- DVD cover, duplicating the original theatrical poster
- Music: Richard Ouzounian
- Lyrics: Marek Norman
- Book: Richard Ouzounian
- Basis: Bram Stoker's novel Dracula
- Productions: 1997 Halifax 1998 Halifax 1999 Stratford 2002 Beverly, MA 2003 Charlottetown, Prince Edward Island
- Awards: 2000 Gemini Award for Best Performance in a Performing Arts Program or Series – Juan Chioran

= Dracula: A Chamber Musical =

Dracula: A Chamber Musical is a 1997 Canadian musical adaptation of Bram Stoker's 1897 novel Dracula. The book and lyrics are by Richard Ouzounian and the music and orchestration are by Marek Norman. After premiering at the Neptune Theatre in Halifax, Nova Scotia, in 1997, Dracula in 1999 became the first Canadian musical to be staged at the Stratford Shakespeare Festival.

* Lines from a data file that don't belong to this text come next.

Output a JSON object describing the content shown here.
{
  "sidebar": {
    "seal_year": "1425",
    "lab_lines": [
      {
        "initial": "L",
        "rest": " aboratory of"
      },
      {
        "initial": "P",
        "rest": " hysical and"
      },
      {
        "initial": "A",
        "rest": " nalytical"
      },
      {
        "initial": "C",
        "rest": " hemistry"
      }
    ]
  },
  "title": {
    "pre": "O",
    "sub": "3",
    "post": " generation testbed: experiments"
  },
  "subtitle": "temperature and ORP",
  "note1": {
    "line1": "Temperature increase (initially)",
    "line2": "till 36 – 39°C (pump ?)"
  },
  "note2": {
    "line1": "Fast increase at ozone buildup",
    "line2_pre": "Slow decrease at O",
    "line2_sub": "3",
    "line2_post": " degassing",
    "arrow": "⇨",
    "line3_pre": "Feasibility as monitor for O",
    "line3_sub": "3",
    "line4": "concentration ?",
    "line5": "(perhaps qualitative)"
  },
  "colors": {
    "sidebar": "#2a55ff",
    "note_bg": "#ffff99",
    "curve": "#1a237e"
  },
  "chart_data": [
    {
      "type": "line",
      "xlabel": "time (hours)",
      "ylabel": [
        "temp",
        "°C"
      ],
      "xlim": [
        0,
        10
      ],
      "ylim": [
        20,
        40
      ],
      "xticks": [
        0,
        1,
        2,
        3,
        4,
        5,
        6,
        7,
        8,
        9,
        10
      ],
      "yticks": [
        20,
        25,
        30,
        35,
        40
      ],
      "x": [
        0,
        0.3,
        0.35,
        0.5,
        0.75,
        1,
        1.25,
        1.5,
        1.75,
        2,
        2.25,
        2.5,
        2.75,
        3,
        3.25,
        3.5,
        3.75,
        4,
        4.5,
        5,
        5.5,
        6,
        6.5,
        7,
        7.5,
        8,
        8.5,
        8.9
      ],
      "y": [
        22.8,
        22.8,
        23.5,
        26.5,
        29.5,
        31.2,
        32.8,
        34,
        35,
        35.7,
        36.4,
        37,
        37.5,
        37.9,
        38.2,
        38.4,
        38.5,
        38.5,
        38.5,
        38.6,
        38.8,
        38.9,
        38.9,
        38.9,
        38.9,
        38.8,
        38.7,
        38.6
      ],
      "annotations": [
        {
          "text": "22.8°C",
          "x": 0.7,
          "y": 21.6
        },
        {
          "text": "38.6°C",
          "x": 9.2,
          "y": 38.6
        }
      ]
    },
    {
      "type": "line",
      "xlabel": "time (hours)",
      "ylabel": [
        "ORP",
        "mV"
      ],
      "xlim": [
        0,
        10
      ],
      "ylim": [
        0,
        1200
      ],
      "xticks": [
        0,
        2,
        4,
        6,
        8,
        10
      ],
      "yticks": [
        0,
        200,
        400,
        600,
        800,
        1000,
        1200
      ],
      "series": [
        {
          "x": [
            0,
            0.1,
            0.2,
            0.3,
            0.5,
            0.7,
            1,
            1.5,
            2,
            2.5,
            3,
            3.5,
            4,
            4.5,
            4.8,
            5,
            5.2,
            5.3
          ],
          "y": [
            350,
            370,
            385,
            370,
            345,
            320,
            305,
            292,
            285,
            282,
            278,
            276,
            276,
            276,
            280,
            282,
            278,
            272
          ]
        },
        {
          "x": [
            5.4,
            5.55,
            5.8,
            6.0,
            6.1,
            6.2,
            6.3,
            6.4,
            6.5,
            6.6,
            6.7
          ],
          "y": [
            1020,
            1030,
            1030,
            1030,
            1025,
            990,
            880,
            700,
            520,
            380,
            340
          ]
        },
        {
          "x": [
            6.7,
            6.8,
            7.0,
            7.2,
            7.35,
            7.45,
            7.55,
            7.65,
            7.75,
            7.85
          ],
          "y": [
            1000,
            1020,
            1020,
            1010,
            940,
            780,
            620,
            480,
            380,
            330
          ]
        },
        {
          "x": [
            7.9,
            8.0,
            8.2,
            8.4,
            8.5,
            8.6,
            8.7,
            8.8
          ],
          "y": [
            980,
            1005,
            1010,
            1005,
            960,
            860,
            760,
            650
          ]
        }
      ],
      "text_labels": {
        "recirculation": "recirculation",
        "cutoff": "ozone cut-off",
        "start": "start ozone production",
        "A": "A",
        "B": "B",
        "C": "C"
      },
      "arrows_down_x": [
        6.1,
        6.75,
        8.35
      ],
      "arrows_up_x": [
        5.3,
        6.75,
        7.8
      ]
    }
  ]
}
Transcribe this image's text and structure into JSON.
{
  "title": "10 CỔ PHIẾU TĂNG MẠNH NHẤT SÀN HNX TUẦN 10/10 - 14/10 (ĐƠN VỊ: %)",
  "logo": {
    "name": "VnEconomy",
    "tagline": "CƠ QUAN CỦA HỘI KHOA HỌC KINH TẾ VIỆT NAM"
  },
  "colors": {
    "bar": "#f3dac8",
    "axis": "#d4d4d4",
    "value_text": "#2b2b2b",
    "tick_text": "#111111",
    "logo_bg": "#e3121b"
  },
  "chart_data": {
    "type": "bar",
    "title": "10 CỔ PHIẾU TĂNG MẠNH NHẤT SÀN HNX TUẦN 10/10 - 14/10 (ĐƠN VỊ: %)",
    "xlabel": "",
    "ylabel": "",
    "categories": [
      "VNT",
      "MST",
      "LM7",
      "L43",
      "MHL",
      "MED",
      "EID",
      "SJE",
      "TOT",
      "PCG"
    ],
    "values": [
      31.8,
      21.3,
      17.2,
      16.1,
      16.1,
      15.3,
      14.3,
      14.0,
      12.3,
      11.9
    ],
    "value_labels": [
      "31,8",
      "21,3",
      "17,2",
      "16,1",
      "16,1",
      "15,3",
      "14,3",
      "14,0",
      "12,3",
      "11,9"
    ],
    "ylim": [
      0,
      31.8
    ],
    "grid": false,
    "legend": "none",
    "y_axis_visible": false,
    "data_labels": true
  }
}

Dracula was a popular success, enjoying a six-month run. Ouzounian, who was head of creative arts programming for TVOntario, arranged for the musical to be filmed and broadcast in collaboration with CBC Television. The special earned Juan Chioran a 2000 Gemini Award for Best Performance in a Performing Arts Program or Series for his portrayal of the title role. Dracula has since been staged in regional theatres across the United States and Canada.

==Plot==
===Act I===
Jonathan Harker, a young solicitor, travels from England to Transylvania to finalize a contract for Count Dracula to purchase Carfax Abbey. Harker is held captive in Dracula's castle for several weeks before escaping. He sends a telegram to his fiancée, Mina Murray, who joins him in Budapest, where they are married. Mina's friend Lucy Westenra accepts the marriage proposal of Harker's friend Dr Jack Seward, but their idyll is shattered by escaped lunatic Renfield, who warns that his master is coming for Lucy. She is soon seduced and bitten by Dracula, who has arrived in England and fallen in love with her. As Lucy weakens, Seward sends for his former teacher Abraham Van Helsing. Van Helsing diagnoses Lucy's illness as the attack of a nosferatu but is too late to save her. Lucy rises as a vampire and Van Helsing, Harker and Seward destroy her. Dracula vows to destroy Harker's love as Harker has destroyed his.

===Act II===
Dracula and Van Helsing vow to battle to the death. Mina reads Jonathan's account of his captivity and pledges to remain at his side regardless of what Dracula may do to separate them. However, Dracula seduces and attacks her, beginning her vampiric transformation. Harker swears to free her from Dracula's thrall. Van Helsing and Seward burn the Abbey but do not find Dracula. Renfield and Mina, each sympathizing with the other, promise each other to resist Dracula's evil influence but Dracula discovers them, snaps Renfield's neck for betraying him and flees to Transylvania with Mina. Van Helsing, Seward and Harker pursue them. Moments before sunrise the men corner and destroy Dracula, freeing Mina from the vampire's curse.

==Halifax 1997 cast==
- Christopher Shyer - Count Dracula
- Brian Hill - Johnathon Harker
- Jayne Lewis - Mina Murray
- Cliff LeJeune - Renfield
- Elizabeth Beeler - Lucy Westenra
- Victor A. Young - Abraham Van Helsing
- Bruce Clayton - John Seward
- David Renton - Narrator

==Halifax 1998 cast==
- Christopher Shyer - Count Dracula
- Roger Honeywell - Johnathon Harker
- June Crowley - Mina Murray
- Cliff LeJeune - Renfield
- Melissa Thomson - Lucy Westenra
- Gordon McLaren - Abraham Van Helsing
- Kevin Hicks - John Seward

==Stratford cast==
- Juan Chioran - Count Dracula
- Roger Honeywell - Jonathan Harker
- June Crowley - Mina Murray
- Benedict Campbell - Renfield
- Amy Walsh - Lucy Westenra
- Michael Fletcher - Abraham Van Helsing
- Shawn Wright - Jack Seward

==Critical response==
Horror scholar and critic David J. Skal cites Dracula: A Chamber Musical as "[p]erhaps the most satisfying stage treatment around the time of Dracula's hundredth birthday". He singles out Chioran for praise, calling his performance "an impressive amalgam of twentieth-century Draculas" and "menacing yet darkly romantic". Writing of a 2002 production mounted at the North Shore Music Theatre in Beverly, Massachusetts, Variety called the efforts of Ouzounian and Norman "flawed by sameness" but "thoroughly professional without being able to shake off the influence of Webber in 'Phantom' mode".